Fintan Moore ponders the new Government’s potential responses if COVID-19 hits Ireland hard

bhe phrase ‘China Crisis’ used to just refer to a synth-pop British band from back in the dim and distant 1980s, although they have shown remarkable longevity and are still touring. In a much more worrying display of longevity, the outbreak of Coronavirus, aka COVID-19, has expanded from being a localised Chinese crisis to something much bigger — and it’s also still touring. At time of writing, the Italian authorities are struggling to contain it, so by the time you read this, it seems likely that other countries in Europe will also be affected. It has not officially been declared a pandemic yet, but that seems to be just a matter of time. 

We’ve been assured by the HSE and the Department of Health that there are plans in place that will be rolled-out if and when people in Ireland start coming down with the virus. I don’t like to scaremonger, but these are two organisations that can’t really point to a track record of excellence when it comes to planning. Unlike with the stock market, sometimes ‘past performance’ is a good indicator of future gains, or in this case, losses. In fairness to them, even a well-organised and fully-resourced health service would struggle to contain a disease such as this, which has a long incubation period, various transmission possibilities, and apparently some carriers who are symptomless.

So, in a very plausible worst-case scenario, the Irish health service will be unable to contain the spread of COVID-19, and hospitals will be swamped. Patients will be advised to stay at home and be treated by their families. For most of these people, they will suffer nothing worse than a flu-like illness, but pharmacies can expect a steady footfall of these patients and their families. We will be well and truly in the firing-line on this one. So how bad might it be? 

In a much more worrying display of longevity, the outbreak of coronavirus, aka COVID-19, has expanded from being a localised Chinese crisis to something much bigger — and [like the group China Crisis], it’s also still touring

There is obviously the great unknown variable, which is how transmissible the disease might be from pharmacy customers to pharmacists and pharmacy staff. However, the approximate average mortality rate for people who contract the virus seems to be about 2 per cent, but apparently the available data is too low to give a correct percentage. Sadly, the increase in data is occurring, so that figure will become more accurate. What might be vaguely ‘reassuring’ for some of us is the breakdown in fatality rate by age. For people aged 10-to-49, the rate ranges from 0.2 per cent to 0.4 per cent. The rate for those aged 50-to-69 jumps to a range of 1.3 per cent to 3.6 per cent. So even if by some freak circumstance every pharmacist of a working age in the country became infected, we would still only lose a handful of us. I’m not trying to be glib or callous, but if we do hit this particular iceberg, then we will need to be hard-headed and pragmatic.

Primary Errors

The recent General Election that saw Sinn Féin support surge to unprecedented levels has all the usual political correspondents trying to unravel what the people were thinking. It seems that housing and health were the main reasons for voters floating to the ‘dark side’, but exit polls show up some anomalies — for example, contrary to what you might expect, tax cuts are desired by a higher percentage of Sinn Féin voters than Fine Gael voters. Go figure.

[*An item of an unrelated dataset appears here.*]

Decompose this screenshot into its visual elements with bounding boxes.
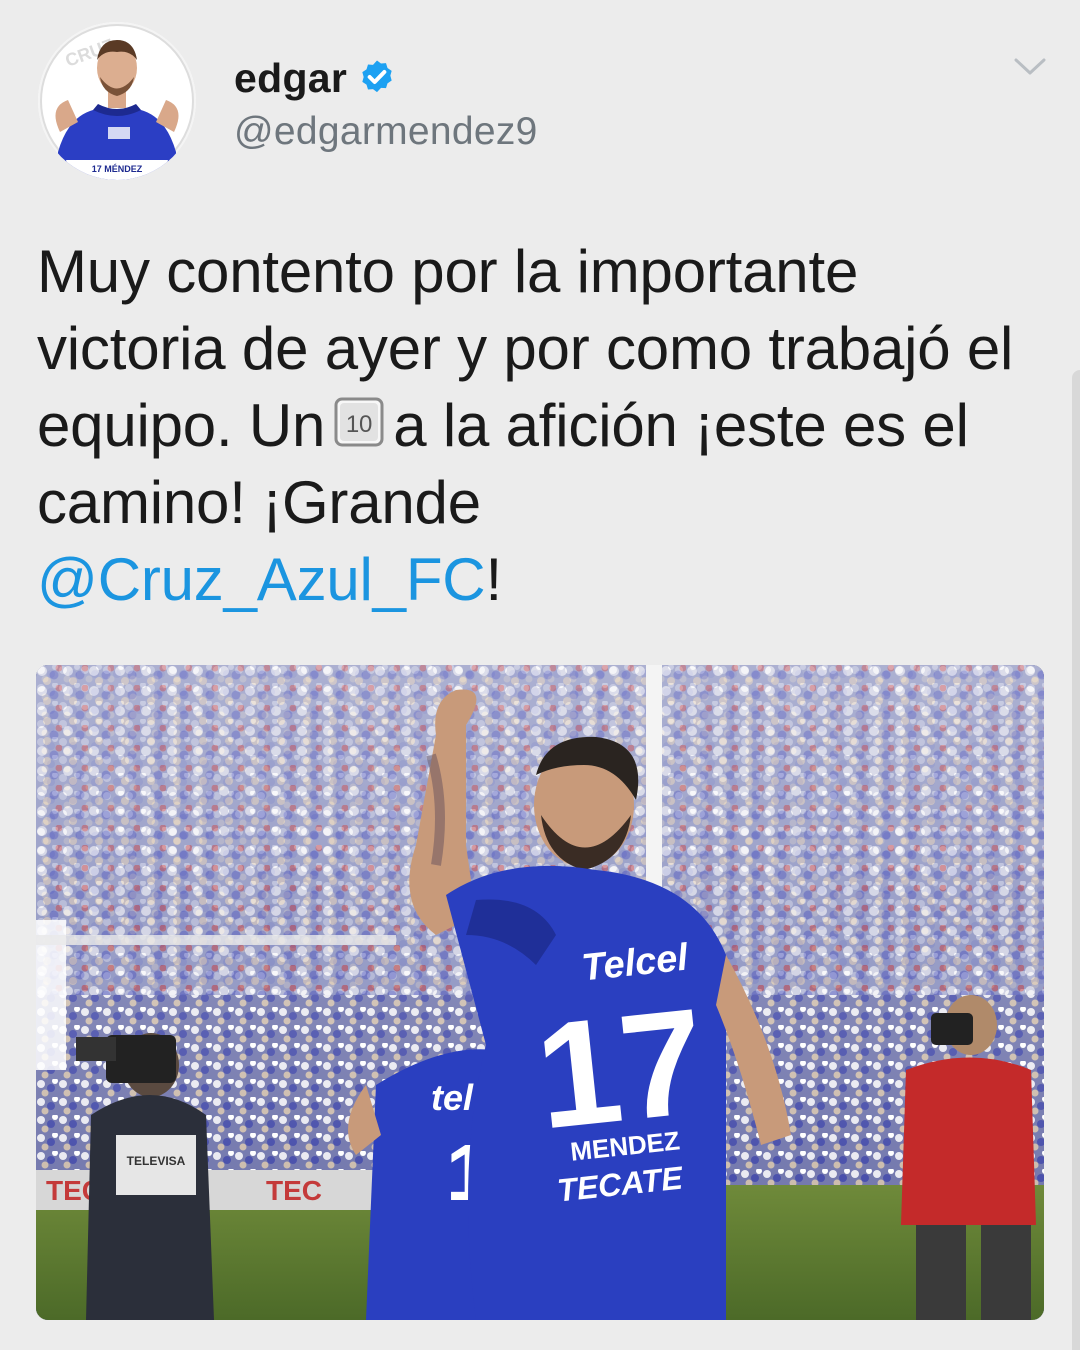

In relation to the desire of the public for better health services, some commentators have been blindly trotting out the old fallacy about the need for ‘more primary care centres’, without any critical thinking being applied. There is no evidence that the existing primary centres built in the last 20 years have actually improved health outcomes in their areas. The financial model used has the HSE as ‘the pig that pays the rent’ by taking enough space to generate a profit for the developer. The vast majority of these centres add no extra services to what existed before they were built. Politicians like them because they get a photo-op cutting the ribbon but in reality, they are simply a vehicle for taxpayers’ money to be paid in perpetuity to private companies. Maybe a left-leaning Government might contain the right people to start questioning this model. 

Not to be Sniffed At

Anecdotally, it would appear that the country is awash in cocaine, despite the potential addiction and health risks. Matt Cooper recently expressed his bemusement at the guys he knows in their 50s who are overweight and unhealthy, yet still take cocaine — maybe the Drug Squad should infiltrate the Today FM Christmas party. Personally, I’ve no interest in the stuff, but tend to be agnostic about what other people choose to do for kicks — mountaineering and motorbike riding are pretty risky, but nobody’s trying to prohibit them. However, cocaine use is funding the most vicious criminal gangs the country has ever seen. There is no ‘Fair Trade’ cocaine, so exploitation and violence exist at every level on the supply chain. Even people who wouldn’t dream of wearing real fur don’t mind snorting it, so perhaps there should be a more severe sentencing policy for possession of cocaine for personal use to deter people from dabbling. To be effective, a policy like this would need to be country-wide and well publicised, rather than the current haphazard situation, with widely-varying policies applied by individual judges. The status quo is a lottery in which otherwise blameless people caught in the wrong place at the wrong time and sentenced by the wrong judge can be unfairly hit with a sentence that has repercussions out of all proportion to the misdemeanour involved.